The present invention relates to a power transmission device for a vehicle, and, more particularly, relates to a power transmission device for a vehicle with two axially opposed driven wheels, in which a differential is provided between these driven wheels and is axially located closer to one of these wheels and further from the other of them--i.e. in an asymmetrical location relative to the wheels.
In the case of a vehicle provided with a transversely mounted engine, especially in the case of a vehicle of the front engine front wheel drive type or the so called FF type, it is very common for the differential device which transmits power from the gearbox of the vehicle to the driven wheels thereof, and which provides differential action between said driven wheels, to be displaced to one side or to the other side of the longitudinal axis of the vehicle, i.e. for this differential device to be closer to one of the driven wheels and farther from the other of the driven wheels. This is because of the limited space available in the engine compartment of such a vehicle, due to the transverse mounting of the engine therein, and to the relative alignment of the various units in the power train of the vehicle, and is a well known matter in the automotive art.
The question then arises as to how the rotary power is to be transmitted from such an asymmetrically positioned differential to these driven wheels of the vehicle. If the differential is provided with left and right power output shafts which are of the same length, and if the end of each of these power output shafts is connected to its respective driven wheel by a drive shaft and by universal joints, then, since the left and the right drive shafts will necessarily be of different lengths, these drive shafts will incline downwards at different angles, and will be connected to the driven wheels through different angles. When the drive shaft is inclined downward at an angle, it exerts during acceleration of its rotation such a moment on the driven wheel as will steer the driven wheel inward according to the amount of the angle of downward inclination. This means that during acceleration of the driven wheels, and also, when the driven wheels are the front wheels of the vehicle and are also used for steering the vehicle, the difference in the angles of downward inclination of the left and the right drive shafts will cause asymmetrical acceleration and steering characteristics for the vehicle, so that a tendency will arise for the vehicle, during acceleration, to steer towards the side on which the drive shaft is longer. This deteriorates straight ahead drivability of the vehicle, and accordingly is quite unacceptable.
In view of the above described problem, a constructional solution has been proposed for a power transmission with such an asymmetrically located differential, in which the left and right drive shafts are of equal lengths, and incline downwards at the same angles, and on the side of the vehicle on which the distance between the differential and the driven wheel is the shorter the inner end of the drive shaft is directly connected to the outer end of the power output shaft of the differential by a universal joint, while on the side of the vehicle on which the distance between the differential and the driven wheel is the greater the inner end of the drive shaft is connected by a universal joint to the outer end of an intermediate shaft, the inner end of which is connected, possibly by another universal joint, to the outer end of the power output shaft of the differential on that side. In this case, the outer end remote from the differential of this intermediate shaft is often required to be supported, via at least one bearing, by some fixe member of the vehicle such as the engine thereof.

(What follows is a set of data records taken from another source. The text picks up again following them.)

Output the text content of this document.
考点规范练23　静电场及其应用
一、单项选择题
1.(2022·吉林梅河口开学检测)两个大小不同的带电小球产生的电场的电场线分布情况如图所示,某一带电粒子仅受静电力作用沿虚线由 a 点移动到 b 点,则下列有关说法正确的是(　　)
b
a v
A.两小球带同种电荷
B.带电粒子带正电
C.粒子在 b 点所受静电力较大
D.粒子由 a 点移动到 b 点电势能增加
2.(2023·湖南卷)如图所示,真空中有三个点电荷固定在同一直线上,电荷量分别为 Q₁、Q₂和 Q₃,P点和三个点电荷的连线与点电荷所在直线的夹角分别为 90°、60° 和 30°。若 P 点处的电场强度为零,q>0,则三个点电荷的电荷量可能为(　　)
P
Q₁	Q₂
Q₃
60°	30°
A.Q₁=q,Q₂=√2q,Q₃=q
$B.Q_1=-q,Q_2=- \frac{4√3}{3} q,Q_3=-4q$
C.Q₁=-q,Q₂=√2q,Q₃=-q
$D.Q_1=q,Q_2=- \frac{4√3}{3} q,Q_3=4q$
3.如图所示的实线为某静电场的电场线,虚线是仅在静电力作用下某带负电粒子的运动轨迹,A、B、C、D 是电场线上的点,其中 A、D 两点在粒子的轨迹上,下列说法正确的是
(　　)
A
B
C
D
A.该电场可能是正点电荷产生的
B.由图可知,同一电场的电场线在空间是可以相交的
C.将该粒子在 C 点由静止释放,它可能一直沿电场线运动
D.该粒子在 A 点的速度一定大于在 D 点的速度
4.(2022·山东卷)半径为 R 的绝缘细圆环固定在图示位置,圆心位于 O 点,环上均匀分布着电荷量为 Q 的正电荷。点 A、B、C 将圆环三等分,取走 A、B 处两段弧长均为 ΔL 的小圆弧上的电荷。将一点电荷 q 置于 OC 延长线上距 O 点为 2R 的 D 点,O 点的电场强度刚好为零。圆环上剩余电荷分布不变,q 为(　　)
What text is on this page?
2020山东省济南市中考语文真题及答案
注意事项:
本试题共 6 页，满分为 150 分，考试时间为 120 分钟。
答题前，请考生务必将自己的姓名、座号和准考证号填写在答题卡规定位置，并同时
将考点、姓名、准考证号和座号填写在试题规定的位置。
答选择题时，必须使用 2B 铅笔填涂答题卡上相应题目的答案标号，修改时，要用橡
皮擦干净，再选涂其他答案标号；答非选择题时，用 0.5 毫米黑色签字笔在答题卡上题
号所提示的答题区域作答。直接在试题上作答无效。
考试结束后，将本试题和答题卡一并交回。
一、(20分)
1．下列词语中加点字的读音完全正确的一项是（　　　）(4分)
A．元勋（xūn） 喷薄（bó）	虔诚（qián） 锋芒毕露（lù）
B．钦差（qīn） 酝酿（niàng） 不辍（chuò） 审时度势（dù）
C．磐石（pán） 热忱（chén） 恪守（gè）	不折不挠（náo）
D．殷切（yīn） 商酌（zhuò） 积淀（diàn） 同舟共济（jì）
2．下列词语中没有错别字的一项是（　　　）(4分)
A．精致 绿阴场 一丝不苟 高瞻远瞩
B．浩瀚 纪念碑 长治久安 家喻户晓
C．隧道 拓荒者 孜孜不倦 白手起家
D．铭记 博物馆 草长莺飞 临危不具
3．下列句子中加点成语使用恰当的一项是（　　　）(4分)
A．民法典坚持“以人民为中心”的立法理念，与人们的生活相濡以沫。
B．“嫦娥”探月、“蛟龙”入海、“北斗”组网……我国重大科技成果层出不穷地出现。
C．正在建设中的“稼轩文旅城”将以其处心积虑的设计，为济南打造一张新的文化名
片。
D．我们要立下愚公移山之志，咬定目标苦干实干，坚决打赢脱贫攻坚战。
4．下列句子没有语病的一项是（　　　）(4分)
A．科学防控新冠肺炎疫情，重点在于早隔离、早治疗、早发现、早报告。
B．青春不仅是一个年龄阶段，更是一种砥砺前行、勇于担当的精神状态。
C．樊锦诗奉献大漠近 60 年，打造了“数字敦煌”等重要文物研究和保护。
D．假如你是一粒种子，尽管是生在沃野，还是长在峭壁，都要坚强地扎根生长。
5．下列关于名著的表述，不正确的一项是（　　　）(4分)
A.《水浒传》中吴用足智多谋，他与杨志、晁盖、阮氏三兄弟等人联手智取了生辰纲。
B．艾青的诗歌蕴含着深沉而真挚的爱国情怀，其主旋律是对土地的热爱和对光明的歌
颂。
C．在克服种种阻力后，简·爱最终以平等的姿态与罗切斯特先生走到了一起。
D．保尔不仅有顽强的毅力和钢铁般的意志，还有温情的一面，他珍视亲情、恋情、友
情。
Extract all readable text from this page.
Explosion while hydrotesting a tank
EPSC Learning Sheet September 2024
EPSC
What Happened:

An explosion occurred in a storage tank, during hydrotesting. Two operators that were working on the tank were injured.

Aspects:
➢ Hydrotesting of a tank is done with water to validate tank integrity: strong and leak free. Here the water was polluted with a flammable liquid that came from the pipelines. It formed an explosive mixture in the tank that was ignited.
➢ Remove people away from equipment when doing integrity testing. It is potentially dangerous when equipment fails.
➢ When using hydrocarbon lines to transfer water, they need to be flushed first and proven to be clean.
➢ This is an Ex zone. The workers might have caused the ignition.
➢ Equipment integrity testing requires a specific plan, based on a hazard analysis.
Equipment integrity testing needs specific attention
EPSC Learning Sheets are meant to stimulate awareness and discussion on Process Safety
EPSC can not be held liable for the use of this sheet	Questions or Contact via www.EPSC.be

In such a construction, the angles down through which the left and the right drive shafts incline are the same, and accordingly the left and right driven wheels are provided with equal steering torques, accordingly eliminating asymmetrical steering and driving characteristics of the vehicle; on the other hand, it is important to make the support rigidity provided by the aforesaid support bearing which supports the outer end remote from the differential of the intermediate shaft rather high. Now in this case it would be ideal if the central axis of this support bearing could be aligned, during the fixing of the support bearing to the member by which it is supported such as the engine of the vehicle, so as to be coincident with the axis of the output shaft of the differential on that side; but in practice, due to the inevitable effects of manufacturing tolerances and errors, this is not possible, and an offset between these two axes, as well as non parallelism thereof, always occurs during manufacture and assembly.
Because, therefore, it is very difficult to align the central axis of the support bearing with the central axis of the output shaft of the differential on that side, the problem arises that high stresses are set up during assembly and are maintained during vehicle operation, both on the components of the support bearing and on the components of the differential. In particular, an offset load on the support bearing means that the operating life thereof will be significantly reduced. Especially if this support bearing is a radial ball bearing of a conventional sort, if it is fitted with significant displacement present between its central axis and the central axis of the output shaft of the differential on that side, the inclination thereby caused of the axis of the intermediate shaft relative to the central axis of the outer race of the support bearing means that the inner race of said support bearing will be forced to be inclined with respect to the outer race, and this will make the life of the support bearing rather short. Thus, the reliability of the transmission as a whole will be decreased.